Reporters/LIU, YU-CHIEH, HSU, CHIH-JUNG, Caleb Jax Stone

With its saccharine aroma, golden and sticky maltose can be said to be a childhood memory for many Taiwanese. To the older generations, maltose is a nostalgic candy regarded as a semblance of youth. Even today, its sweet, tantalizing flavor can still be recollected. Zhu Bo Yuan, a factory that preserves maltose through traditional craftsmanship, hopes to reproduce this flavor of childhood. 

Hong-Jian Wang, chief executive manager of Zhu Bo Yuan(竹柏苑), shared that when elders come to buy maltose, they often share tales from their childhood. Many explained how they were willing to take a teapot, plow, or even some scrap metal from home to trade off in order to get a little piece of maltose. Unsurprisingly, when their parents discovered what they did, they were punished accordingly. “It’s such a nostalgic memory, because during the period of post-war, people were poor. The only candy we could get was maltose. Compared to today, those times are very different. Now, we have tens of thousands of candies to choose from at every 7-11,” Wang said.

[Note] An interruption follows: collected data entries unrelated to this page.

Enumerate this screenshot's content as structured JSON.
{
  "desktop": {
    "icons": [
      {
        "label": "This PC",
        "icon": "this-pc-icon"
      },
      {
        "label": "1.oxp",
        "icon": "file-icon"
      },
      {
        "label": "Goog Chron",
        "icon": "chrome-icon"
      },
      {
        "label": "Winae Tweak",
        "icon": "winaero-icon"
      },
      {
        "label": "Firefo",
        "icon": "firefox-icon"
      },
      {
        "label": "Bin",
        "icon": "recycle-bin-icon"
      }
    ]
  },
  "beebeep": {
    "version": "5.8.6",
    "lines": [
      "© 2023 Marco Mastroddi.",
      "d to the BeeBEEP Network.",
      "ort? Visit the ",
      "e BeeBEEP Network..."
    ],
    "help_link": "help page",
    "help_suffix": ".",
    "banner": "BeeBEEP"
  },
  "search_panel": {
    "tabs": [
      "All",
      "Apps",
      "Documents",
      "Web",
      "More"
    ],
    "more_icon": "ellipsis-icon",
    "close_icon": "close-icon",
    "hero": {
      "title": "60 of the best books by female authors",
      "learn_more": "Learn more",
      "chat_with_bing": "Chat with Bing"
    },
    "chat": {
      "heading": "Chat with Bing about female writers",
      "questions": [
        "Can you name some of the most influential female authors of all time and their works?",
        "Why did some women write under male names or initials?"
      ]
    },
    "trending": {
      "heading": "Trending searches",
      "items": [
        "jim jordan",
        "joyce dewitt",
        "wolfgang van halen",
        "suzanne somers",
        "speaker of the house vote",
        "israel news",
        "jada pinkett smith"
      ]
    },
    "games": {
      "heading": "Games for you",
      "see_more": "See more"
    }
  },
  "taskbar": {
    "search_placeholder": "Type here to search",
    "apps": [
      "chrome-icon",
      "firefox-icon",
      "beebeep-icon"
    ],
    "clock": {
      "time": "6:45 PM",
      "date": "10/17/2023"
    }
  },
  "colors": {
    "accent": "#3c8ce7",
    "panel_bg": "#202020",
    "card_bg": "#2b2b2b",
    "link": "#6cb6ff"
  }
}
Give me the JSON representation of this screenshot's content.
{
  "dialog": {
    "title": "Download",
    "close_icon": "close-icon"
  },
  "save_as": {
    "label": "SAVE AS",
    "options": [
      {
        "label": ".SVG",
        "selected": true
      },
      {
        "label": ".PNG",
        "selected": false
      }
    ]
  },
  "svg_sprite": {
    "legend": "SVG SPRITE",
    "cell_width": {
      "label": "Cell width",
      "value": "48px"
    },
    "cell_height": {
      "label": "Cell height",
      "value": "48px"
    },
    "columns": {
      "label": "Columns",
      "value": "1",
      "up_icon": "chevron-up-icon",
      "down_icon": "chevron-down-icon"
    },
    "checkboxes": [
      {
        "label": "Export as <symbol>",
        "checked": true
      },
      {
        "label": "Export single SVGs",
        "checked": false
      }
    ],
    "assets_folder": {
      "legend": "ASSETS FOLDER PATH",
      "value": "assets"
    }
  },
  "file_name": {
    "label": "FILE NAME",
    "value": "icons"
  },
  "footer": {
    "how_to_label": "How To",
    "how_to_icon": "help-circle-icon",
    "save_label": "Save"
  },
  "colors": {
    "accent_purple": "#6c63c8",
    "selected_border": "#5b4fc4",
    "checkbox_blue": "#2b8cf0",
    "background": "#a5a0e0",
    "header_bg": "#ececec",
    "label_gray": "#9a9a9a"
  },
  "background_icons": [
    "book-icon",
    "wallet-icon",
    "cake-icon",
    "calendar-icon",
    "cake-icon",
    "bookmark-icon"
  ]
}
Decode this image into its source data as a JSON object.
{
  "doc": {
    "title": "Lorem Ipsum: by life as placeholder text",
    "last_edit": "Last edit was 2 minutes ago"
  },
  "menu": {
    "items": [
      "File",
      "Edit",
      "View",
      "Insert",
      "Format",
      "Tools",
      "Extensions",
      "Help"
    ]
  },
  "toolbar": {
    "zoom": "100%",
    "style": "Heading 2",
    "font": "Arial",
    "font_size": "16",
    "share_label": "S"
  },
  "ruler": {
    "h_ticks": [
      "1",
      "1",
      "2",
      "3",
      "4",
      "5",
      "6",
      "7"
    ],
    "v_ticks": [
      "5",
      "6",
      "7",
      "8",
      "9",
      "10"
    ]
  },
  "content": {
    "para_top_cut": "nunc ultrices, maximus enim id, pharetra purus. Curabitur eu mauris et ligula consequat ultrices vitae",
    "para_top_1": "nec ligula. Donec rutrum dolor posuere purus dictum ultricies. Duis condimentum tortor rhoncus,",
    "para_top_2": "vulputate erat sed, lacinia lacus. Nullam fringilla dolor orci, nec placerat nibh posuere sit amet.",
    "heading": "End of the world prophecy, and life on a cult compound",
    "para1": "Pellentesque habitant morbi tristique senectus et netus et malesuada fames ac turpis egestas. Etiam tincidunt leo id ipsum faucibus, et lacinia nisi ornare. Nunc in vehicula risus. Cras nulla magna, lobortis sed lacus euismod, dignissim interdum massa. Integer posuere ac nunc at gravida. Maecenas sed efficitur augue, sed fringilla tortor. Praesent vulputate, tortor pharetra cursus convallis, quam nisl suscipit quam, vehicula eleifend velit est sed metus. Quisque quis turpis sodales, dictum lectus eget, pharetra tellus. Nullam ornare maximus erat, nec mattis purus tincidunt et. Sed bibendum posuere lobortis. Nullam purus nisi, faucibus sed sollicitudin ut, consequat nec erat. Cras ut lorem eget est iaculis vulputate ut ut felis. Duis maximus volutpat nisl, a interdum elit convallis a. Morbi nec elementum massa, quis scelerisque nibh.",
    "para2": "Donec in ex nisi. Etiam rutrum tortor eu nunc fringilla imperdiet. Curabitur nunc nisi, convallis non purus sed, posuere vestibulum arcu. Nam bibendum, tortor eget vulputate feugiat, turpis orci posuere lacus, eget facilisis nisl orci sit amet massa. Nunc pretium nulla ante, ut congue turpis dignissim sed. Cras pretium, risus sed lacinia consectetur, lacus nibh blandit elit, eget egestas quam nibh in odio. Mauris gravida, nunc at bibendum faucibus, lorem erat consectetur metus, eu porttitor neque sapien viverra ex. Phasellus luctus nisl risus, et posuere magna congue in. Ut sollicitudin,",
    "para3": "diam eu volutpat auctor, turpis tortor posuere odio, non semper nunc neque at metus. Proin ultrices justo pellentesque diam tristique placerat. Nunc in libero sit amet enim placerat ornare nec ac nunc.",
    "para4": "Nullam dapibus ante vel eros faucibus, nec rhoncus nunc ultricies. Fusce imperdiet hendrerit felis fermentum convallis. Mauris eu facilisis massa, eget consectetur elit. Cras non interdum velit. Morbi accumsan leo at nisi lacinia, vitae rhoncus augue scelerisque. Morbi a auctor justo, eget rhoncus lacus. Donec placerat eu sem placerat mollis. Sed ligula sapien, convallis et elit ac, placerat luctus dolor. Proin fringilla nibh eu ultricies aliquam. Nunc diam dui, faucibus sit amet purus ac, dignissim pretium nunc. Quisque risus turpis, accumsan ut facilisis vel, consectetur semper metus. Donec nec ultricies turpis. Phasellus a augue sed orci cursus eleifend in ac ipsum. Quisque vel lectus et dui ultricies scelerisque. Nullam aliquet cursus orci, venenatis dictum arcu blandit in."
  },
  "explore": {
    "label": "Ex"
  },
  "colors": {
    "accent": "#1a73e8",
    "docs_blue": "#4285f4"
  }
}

A taste of maltose, the nostalgic treat from past generations. Photo/ Caleb Jax Stone

How To Make Maltose? 

To retain the traditional method of making perfect maltose, Zhu Bo Yuan has formulated six standard operation procedures: culture the wheatgrass, steam rice, saccharification, filtration, refinement, and finalization. Wang explained by saying, “First, nurture the wheat germ until it turns golden, which on average takes six to seven days. During this period, the wheat germ must not meet any light, as allowing the wheat germ to photosynthesize will make it taste bitter. Secondly, steam sticky rice in wooden barrels.” Wang also indicated that wooden barrels are good at evenly heating the rice; additionally, it adds a pleasant fragrance.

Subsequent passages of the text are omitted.